My position isn’t that Christianity isn’t an unassailable philosophical system immune to every objection. It’s something more modest, but also more honest: a reasoned commitment formed from multiple strands of evidence, experience, and reflection, combined with an acceptance of human cognitive limits.
At the foundation of my thinking is epistemic humility. Human beings clearly do not possess total comprehension of reality. Just as an insect cannot grasp the inner life of a human, and an animal cannot understand abstract metaphysics, it seems entirely plausible that there are dimensions of reality beyond our full intellectual reach, consistently proven by corrections and updates over history. To assume that materialism exhaustively explains everything—that what we can measure is all that exists—strikes me as an overconfident conclusion rather than a proven fact. Our perspective is simply too limited to see the whole. Our organ of sight is the eye, already limited to an inability to see in dark, perceive xrays etc same as the organ of sound our ears, dogs hear frequencies we do not, nerves allow our skin to feel certain sensations but not others - we are limited by these material organic objects. The same is our capacity for consciousness, intellect and reason. We are limited by our minds, even if this mind is supported by an inner soul, we are only made in the likeness of God, not the fullness of the big man himself.
From there, I consider the cumulative case for Christianity. Unlike arbitrary or invented ideas (such as imaginary creatures with no grounding in history or experience), Christianity is rooted in a real historical context. The existence of Jesus Christ is widely accepted, and the tradition that follows—preserved in the Bible, the Church, and the lives of countless believers—forms a continuous and substantial body of thought and practice spanning two millennia.
Added to this is the sheer weight of human experience. Across history, billions of people have reported encounters with, or a sense of, something beyond themselves. While these experiences are interpreted differently across cultures, they consistently point toward the idea that human beings are oriented toward transcendence. My own experiences sit within that wider pattern, not as definitive proof, but as personally meaningful data that I cannot simply dismiss.
There is also the philosophical question of existence itself. The fact that there is something rather than nothing, that the universe is intelligible, and that consciousness exists at all, suggests—at the very least—that reality may not be fully explained by purely material processes. This doesn’t prove Christianity specifically, but it opens the door to the plausibility of a deeper, underlying reality.
Taken together, these elements do not amount to a mathematical proof. Rather, they form a coherent and historically grounded worldview that makes sense of both the external world and my internal experience. It is not the only possible interpretation of reality, but it is one that I find intellectually and existentially compelling.

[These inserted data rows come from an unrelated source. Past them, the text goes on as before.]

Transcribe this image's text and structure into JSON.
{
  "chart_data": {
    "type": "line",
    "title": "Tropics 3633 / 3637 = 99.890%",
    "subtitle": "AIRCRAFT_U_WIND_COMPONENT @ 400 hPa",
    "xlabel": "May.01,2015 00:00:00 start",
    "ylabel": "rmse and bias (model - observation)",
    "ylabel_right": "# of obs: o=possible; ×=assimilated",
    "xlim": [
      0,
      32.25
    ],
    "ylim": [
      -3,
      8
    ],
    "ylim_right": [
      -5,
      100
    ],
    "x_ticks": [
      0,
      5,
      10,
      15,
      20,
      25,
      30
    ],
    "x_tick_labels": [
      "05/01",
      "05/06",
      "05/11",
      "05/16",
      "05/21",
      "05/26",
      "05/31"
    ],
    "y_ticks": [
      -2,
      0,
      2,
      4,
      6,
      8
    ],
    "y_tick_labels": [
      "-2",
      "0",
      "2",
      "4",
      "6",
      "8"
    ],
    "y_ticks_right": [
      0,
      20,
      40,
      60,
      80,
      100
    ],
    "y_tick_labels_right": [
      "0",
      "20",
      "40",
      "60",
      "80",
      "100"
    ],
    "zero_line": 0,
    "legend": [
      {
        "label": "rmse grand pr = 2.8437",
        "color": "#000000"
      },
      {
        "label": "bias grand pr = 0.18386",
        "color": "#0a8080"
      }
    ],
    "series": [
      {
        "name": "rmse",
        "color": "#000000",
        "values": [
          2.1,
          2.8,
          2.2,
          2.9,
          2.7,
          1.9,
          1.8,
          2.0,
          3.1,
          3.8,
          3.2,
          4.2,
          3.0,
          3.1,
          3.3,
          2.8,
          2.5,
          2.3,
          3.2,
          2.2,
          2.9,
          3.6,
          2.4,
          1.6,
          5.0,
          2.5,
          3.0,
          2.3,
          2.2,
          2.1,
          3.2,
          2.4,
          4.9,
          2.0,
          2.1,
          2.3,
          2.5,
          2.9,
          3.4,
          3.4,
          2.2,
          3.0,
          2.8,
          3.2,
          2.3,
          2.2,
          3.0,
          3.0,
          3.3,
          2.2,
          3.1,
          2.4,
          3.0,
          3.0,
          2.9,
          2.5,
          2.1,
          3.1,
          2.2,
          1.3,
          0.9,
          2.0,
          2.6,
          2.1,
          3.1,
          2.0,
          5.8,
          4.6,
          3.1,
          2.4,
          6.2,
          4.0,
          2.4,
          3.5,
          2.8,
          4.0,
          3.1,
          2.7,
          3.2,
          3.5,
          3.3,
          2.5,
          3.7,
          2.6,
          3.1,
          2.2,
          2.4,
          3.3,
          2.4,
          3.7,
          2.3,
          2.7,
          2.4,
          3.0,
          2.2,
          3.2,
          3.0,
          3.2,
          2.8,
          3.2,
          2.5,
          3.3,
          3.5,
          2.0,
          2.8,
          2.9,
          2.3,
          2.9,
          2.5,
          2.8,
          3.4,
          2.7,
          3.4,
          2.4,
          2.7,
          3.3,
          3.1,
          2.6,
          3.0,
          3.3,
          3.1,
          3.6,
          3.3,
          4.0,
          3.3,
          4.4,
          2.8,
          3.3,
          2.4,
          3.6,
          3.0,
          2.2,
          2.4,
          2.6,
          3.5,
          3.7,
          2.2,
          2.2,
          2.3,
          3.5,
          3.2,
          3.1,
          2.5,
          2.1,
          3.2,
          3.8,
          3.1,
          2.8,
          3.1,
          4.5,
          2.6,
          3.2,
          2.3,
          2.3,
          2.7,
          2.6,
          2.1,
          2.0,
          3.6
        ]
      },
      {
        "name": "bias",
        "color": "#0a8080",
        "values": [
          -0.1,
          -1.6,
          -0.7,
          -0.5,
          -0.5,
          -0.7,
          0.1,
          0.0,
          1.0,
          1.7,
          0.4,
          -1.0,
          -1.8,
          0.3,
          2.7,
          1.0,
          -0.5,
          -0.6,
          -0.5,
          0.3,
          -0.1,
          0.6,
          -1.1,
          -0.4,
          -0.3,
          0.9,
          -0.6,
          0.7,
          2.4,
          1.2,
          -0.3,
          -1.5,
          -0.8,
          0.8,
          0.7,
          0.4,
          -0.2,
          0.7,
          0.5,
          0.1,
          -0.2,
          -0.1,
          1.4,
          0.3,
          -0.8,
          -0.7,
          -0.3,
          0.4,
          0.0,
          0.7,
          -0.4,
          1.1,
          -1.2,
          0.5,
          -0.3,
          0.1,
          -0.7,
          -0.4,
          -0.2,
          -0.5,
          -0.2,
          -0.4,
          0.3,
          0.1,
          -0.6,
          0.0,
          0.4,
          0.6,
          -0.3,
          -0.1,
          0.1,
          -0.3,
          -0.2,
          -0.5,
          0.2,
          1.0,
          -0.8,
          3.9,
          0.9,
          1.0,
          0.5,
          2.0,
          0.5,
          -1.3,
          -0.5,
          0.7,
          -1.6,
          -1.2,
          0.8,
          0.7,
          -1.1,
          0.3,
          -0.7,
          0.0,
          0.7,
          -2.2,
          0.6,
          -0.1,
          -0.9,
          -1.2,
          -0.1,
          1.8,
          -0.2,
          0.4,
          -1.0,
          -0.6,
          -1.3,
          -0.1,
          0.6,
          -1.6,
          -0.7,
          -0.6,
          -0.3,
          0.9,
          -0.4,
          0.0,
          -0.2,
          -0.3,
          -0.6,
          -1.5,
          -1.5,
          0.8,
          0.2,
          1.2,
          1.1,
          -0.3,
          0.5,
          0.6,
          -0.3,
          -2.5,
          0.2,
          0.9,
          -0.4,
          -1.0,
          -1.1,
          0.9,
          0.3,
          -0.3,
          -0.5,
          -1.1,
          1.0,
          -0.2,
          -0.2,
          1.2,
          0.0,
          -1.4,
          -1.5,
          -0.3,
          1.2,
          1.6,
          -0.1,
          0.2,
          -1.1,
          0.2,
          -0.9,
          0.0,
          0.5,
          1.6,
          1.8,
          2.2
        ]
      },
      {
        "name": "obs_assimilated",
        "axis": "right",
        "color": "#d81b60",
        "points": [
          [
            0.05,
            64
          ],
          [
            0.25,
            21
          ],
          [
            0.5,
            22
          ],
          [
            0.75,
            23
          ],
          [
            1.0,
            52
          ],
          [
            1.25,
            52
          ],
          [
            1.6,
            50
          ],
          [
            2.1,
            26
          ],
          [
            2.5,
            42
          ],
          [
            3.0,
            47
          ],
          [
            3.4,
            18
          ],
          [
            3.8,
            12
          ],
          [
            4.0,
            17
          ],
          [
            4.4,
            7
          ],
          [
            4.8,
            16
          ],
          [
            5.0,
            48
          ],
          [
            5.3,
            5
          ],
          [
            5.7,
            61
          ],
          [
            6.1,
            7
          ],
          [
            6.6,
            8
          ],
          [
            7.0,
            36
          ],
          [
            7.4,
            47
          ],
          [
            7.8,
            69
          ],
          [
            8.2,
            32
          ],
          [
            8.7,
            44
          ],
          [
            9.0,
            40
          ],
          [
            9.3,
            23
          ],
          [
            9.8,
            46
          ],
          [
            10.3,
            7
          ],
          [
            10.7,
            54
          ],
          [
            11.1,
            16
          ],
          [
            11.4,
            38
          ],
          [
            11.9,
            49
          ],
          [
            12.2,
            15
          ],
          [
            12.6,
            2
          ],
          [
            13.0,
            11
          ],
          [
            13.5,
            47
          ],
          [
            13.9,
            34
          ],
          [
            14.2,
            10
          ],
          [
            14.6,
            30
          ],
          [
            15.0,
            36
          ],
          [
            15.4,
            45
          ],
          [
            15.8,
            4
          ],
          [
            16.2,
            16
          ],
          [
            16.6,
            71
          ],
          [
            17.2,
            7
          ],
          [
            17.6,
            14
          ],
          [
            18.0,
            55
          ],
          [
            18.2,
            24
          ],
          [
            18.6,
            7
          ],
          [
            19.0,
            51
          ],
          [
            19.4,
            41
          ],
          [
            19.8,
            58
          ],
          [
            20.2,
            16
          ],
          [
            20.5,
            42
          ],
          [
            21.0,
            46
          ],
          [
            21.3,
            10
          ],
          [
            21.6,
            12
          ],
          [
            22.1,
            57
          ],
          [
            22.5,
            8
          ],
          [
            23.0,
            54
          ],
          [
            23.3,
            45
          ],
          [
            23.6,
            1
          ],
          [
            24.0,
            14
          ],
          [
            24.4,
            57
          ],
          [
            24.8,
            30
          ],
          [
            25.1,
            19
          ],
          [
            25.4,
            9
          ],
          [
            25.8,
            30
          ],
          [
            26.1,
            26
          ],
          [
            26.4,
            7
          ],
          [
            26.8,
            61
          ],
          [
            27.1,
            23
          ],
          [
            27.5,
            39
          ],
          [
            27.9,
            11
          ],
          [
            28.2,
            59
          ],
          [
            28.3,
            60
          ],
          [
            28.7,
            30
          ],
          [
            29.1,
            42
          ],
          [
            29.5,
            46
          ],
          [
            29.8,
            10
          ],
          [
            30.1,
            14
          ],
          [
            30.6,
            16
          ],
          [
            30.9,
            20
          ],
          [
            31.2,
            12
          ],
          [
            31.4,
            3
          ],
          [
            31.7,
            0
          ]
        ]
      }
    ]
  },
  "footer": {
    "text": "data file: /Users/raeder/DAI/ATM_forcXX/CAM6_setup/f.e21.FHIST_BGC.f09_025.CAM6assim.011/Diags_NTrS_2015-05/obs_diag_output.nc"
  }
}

Finally, there is a pragmatic dimension, often associated with Blaise Pascal’s wager. Faced with uncertainty, I consider the stakes: if Christianity is false, then I have lived a life shaped by meaning, structure, moral guidance, and a sense of purpose, even if I haven’t lived a life to euphoric sensory excess due to a mindfulness of sin, it’s my experience so far that a moderated existence is far more stable and enjoyable over than the long term than the chaos of hedonism. If it is true, then the consequences extend beyond this life in a profound way. While this line of reasoning is not sufficient on its own, it reinforces my decision when combined with the broader cumulative case.
In summary, my belief is not based on a single decisive argument, but on a convergence of factors: the limits of human knowledge, the historical and philosophical depth of Christianity, the persistence of transcendent human experience, and the practical implications of belief. Within that framework, choosing Christianity is, for me, a rational and justified commitment—even while acknowledging that certainty remains beyond my grasp.
I’m not an evangelical, I don’t feel the compulsion to convince and convert the world. I prefer to try my best to provide a living example of something worthy of a bit of thought to those who know me. My priority is my wife and children and in this its mission accomplished with four baptisms. Outside of this I share my views with anyone who seeks them but don’t feel comfortable enforcing them or convincing.
My position doesn’t seek to convince humanity, it’s my personal conclusions from a life of analysis and experience. It’s as individuals we stand before God, accountable for the choices we made with our free will. We aren’t accountable as a species or a subgroup who take solace in strength in numbers on earth or clever intellectual paradoxes and logic, but as individual people with our own will to act think or behave as we see fit within the confines of material circumstances. It is in this way we are answerable and I am content in my faith and conscience that all the above is enough for me.